Some authors, based on the principle that the intensity of the emitted fluorescence is a function of the amount of the fluorochrome present, claimed that the fluorescence of skin lesions after ALA application, using a Wood's lamp or laser-induced fluorescence, provided an estimate for prediction of PDT [1, 4, 8]. However, no direct correlation was found between fluorescence intensity and clinical response by other authors [6, 9]. On the other hand, the optimal time for PDT could be deduced from the time-dependent concentration of PpIX, since fluorescence kinetics is a temporal process. In order to maximize PDT effectiveness after application of ALA, irradiation of the treatment area should occur at the time of sufficiently increased concentration of the endogenous photosensitizer within the lesion.

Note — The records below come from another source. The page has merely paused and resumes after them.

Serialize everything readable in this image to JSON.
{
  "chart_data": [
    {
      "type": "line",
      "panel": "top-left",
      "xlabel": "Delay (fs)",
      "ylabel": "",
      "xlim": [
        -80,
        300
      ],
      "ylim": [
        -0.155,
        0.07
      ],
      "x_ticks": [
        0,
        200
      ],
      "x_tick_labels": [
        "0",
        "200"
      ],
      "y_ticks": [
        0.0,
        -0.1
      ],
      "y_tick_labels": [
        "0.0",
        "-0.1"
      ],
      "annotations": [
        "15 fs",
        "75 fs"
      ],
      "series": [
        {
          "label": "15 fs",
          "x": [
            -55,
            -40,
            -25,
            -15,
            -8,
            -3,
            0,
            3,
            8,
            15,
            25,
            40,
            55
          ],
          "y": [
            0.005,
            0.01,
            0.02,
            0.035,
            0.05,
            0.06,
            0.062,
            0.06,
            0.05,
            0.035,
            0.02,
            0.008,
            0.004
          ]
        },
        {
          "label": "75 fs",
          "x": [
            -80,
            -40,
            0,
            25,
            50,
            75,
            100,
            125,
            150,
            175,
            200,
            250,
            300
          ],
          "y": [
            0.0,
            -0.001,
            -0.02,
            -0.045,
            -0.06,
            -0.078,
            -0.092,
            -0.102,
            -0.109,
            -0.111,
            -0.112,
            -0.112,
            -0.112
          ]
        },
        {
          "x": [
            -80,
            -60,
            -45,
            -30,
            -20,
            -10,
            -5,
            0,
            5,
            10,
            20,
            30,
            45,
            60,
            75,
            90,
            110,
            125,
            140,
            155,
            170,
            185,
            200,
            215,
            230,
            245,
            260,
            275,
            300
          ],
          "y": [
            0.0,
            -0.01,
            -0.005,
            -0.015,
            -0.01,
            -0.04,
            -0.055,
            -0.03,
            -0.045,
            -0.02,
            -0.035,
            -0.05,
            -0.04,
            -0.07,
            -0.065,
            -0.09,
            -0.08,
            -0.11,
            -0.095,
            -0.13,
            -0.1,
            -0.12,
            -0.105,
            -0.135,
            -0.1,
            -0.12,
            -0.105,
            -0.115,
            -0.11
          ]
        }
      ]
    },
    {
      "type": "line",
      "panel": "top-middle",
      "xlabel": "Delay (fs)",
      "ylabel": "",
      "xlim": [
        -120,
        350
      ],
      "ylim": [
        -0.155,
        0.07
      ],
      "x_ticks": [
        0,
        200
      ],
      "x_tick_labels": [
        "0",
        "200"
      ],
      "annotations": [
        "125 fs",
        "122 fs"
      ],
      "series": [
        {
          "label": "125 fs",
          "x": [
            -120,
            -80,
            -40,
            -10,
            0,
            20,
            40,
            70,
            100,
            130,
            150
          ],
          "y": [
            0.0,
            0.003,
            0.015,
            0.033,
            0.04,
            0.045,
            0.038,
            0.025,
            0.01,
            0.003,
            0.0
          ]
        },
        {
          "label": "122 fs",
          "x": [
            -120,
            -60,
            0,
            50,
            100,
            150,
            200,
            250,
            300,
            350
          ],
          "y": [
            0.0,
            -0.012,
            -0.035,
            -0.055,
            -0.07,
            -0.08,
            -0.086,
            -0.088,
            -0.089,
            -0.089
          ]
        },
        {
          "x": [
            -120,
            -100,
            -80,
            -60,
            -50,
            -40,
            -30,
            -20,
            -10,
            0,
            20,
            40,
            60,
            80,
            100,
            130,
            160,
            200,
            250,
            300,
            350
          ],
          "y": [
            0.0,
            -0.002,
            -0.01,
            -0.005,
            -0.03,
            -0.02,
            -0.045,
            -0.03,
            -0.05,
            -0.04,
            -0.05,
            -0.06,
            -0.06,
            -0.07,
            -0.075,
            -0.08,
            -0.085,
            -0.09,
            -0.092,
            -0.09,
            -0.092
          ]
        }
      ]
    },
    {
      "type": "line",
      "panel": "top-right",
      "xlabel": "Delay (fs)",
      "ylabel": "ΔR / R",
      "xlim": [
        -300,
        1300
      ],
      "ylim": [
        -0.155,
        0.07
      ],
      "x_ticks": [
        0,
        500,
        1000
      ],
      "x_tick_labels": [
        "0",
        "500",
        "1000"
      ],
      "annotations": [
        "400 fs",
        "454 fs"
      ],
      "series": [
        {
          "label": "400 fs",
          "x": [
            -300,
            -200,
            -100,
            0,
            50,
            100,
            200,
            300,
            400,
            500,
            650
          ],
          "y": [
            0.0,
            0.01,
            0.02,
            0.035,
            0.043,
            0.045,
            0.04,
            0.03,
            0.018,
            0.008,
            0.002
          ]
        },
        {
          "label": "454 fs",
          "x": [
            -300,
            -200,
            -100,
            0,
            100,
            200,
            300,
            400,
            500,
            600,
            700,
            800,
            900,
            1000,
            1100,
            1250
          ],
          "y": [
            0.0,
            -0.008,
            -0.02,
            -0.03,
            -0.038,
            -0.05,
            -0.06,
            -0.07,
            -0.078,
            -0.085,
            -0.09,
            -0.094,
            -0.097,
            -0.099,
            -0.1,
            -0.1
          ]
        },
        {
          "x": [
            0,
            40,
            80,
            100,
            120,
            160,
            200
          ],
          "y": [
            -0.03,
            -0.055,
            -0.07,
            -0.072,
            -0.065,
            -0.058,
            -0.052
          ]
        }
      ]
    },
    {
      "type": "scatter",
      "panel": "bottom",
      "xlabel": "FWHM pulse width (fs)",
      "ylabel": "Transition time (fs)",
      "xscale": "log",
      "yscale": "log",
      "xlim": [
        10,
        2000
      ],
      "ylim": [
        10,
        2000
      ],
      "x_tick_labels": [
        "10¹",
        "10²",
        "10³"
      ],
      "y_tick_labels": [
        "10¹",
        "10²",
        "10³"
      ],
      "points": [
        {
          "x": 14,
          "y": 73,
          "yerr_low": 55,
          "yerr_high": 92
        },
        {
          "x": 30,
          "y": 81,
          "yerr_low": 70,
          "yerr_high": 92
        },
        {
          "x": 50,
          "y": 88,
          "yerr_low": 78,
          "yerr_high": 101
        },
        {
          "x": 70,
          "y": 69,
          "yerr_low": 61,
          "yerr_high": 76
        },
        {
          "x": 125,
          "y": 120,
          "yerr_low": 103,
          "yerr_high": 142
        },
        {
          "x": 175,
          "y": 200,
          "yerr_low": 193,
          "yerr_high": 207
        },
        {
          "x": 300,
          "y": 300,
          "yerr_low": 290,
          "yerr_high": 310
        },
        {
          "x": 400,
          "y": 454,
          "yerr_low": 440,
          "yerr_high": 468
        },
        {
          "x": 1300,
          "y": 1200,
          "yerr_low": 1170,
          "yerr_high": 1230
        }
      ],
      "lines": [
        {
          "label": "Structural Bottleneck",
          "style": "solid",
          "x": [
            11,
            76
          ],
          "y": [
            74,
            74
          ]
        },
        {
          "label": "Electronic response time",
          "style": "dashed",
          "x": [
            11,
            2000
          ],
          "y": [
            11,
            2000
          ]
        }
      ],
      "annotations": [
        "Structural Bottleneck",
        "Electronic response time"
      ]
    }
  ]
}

In our study, fluorescence emission evaluation was shown to be an accurate diagnostic tool for BCC and AK, since a strong fluorescence was observed in all lesions under examination. Wennberg et al. found a good correlation between the fluorescence imaging in vivo and histological mapping in 50% of BCC and a partial one in other 23%, four hours after ALA application [10]. Fritsch et al. compared the macroscopical fluorescence intensity after topical ALA-application by means of Wood's light, with the time-dependent tissue formation of porphyrins, in epithelial skin tumors and normal skin, and recommended irradiation 1-6 hrs after ALA-application [11]. However, awareness of fluorescence time course kinetics is considered critical to the interpretation of photosensitizer accumulation in skin tumors. Unfortunately, despite the encouraging results of ALA-induced fluorescence kinetic studies in animal models [9, 12, 13], little is known concerning the in vivo porphyrin synthesis and elimination in tumor and normal tissue after topical application of ALA, in humans. Differences in photosensitizer accumulation and localization efficiency and transient selectivity may be most likely attributed to a faster uptake or increased porphyrin production in tumor versus normal keratinocytes, due to a higher demand for heme biosynthesis, rather than a reduced activity of the enzyme ferrochelatase [14].

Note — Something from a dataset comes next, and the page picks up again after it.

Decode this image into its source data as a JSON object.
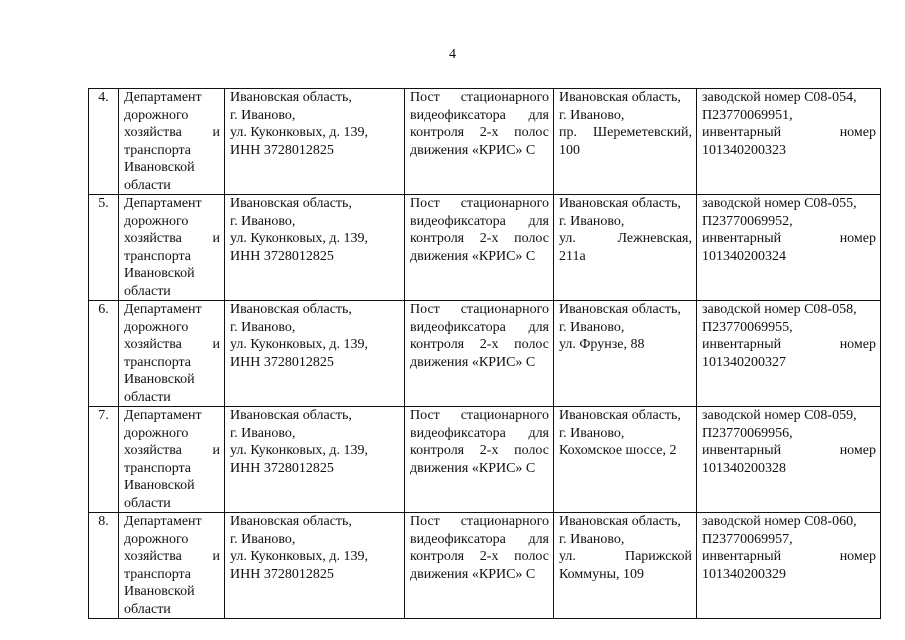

In vivo quantitative determination of the time course of the porphyrin fluorescence is an essential pre-condition for an effective PDT, offering valuable information about the optimal time delay for efficacious and selective PDT. Tope et al. studied fluorescence kinetics in BCC after oral administration of ALA and showed a full thickness PpIX accumulation in all BCC histological subtypes and maximal tumor: normal skin fluorescence ratios 1-3 hrs after ALA ingestion [15].

In our study, excitation of the photosensitizer was performed by light of 425 ± 10 nm, which penetrates well in depth of about 0.1-0.15 mm, including the normal epidermis and superficial dermis [16]. Therefore, an estimation of the fluorescence lateral extent in superficial skin lesions could be achieved only by means of the in vivo kinetic study, whereas deep situated tumors might not be accurately delineated.

Our finding (Figs. 2 and 3) that in BCC, contrary to AK, fluorescence diffuses outside the margins of the visible lesion as the time lapses might indicate a deeper tumor volume [15], or the presence of subclinical deeper seated tumor nests, or finally be due to neovascularization in and out of the tumor mass, to support the blood supply required for the increased metabolic demand of a skin cancer. In conclusion, our results suggest that the optimum irradiation time for BCC is approximately 3.5-5 hrs after ALA application and for AK 5 hrs, taking into account both the parameters of photosensitizer accumulation and localization efficiency (Figs. 1 to 4).

Established methods of treatment for BCC (excisional surgery and cryosurgery) and for AK (cryotherapy and chemotherapy) are known to yield very high cure response rates [17-19]. However, PDT is not invasive, has excellent cosmetic results and is suitable for the treatment of multiple and large lesions. It is particularly recommended for older patients or with poor compliance, as well as patients with many other health problems, where invasive methods are contraindicated.

We also emphasize the importance of further investigation in the field of ALA-induced fluorescence kinetics, in order to optimize treatment protocols.